24 Frames is a contemplative photo-film essay started by filmmaker Abbas Kiarostami and, after his death in 2016, completed by his son Ahmad. The film comprises short vignettes based on photographs Abbas Kiarostami took over 40 years.

Upon the film’s premiere at Cannes, Barbara Scharres wrote on rogerebert.com: “These sequences are breathtaking in the beauty of the photography, and startling in the acuteness and vibrant curiosity of the vision. Each is a mini-drama evolving in its own time. Kiarostami’s love of snowy landscapes, the sea, the forces of nature, and his fascination with the unsentimental drama of the animal world bring home the intelligence and patient vision of the artist behind the camera.”

Houston’s Iranian Film Festival has shown many Kiarostami films, from the groundbreaking early feature Where Is the Friend’s Home? to international successes such as Through the Olive Trees, Taste of Cherry, The Wind Will Carry Us, and Certified Copy.

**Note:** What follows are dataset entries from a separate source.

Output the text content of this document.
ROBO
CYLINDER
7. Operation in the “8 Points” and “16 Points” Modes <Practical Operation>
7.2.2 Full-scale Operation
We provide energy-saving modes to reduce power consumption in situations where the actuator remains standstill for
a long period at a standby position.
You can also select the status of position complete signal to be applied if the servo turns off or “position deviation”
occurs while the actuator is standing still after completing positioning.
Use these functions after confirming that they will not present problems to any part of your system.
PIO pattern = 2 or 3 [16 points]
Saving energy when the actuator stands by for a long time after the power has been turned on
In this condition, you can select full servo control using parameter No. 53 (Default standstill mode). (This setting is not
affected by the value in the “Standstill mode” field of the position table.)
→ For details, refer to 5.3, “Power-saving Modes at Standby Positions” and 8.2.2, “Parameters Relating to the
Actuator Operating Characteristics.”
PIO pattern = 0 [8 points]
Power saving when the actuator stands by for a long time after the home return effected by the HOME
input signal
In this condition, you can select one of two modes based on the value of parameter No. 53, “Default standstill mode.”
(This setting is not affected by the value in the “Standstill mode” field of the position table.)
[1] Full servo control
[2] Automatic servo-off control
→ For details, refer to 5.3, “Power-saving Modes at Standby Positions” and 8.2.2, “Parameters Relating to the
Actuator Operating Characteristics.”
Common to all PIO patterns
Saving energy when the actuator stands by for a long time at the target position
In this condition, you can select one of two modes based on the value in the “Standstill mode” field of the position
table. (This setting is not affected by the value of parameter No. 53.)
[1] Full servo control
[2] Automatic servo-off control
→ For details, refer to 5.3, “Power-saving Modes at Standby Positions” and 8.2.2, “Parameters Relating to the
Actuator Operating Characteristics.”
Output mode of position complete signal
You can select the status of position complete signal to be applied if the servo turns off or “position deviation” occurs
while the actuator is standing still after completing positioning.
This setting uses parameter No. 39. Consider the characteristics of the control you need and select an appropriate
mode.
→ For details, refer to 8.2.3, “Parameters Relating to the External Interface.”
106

“24 Frames is an exquisite reverie on scenes from nature. Through still, but precise frames, and aided by subtle staging or effects, he captures the haunting, haiku-like poetry of nature, its beauty, amorousness and brutality. The play with the double meaning of ‘frame’ reflects his profound mediation on the cinematic form.” —Variety

“From my very first movie, what was my concentration, my inspiration, was that I didn’t want to narrate something. I didn’t want to tell a story. I wanted to show something; I wanted for them to make their own story from what they were seeing. My films have been progressing toward a certain kind of minimalism, even though it was never intended. Elements that can be eliminated have been eliminated. This was pointed out to me by somebody who referred to the paintings of Rembrandt and his use of light: some elements are highlighted while others are obscured or even pushed back into the dark. And it’s something that we do—we bring out elements that we want to emphasize. I’m not claiming or denying that I have done such a thing, but I do believe in Bresson’s method of creation through omission, not through addition. A work of art doesn’t exist outside the perception of the audience.” – Abbas Kiarostami

Negar    Directed by Rambod Javan
Sunday, January 28, 2018: 5 p.m.–6:35 p.m.
This absorbing drama is a mystery-thriller with a touch of the supernatural. When her father’s death is ruled a suicide, Negar (Negar Javaherian) does not agree with the decision. Handsome Peyman, who worked for her father, tries to help Negar find peace of mind—but when Negar investigates on her own, she sees visions of what really happened. Father and daughter have discussions and relive family moments, and he provides her with clues in real time that steer her toward the truth. Negar discovers her father was in business with a ruthless criminal, and she vows revenge, but the new insights cause her to cast suspicion on everyone around her.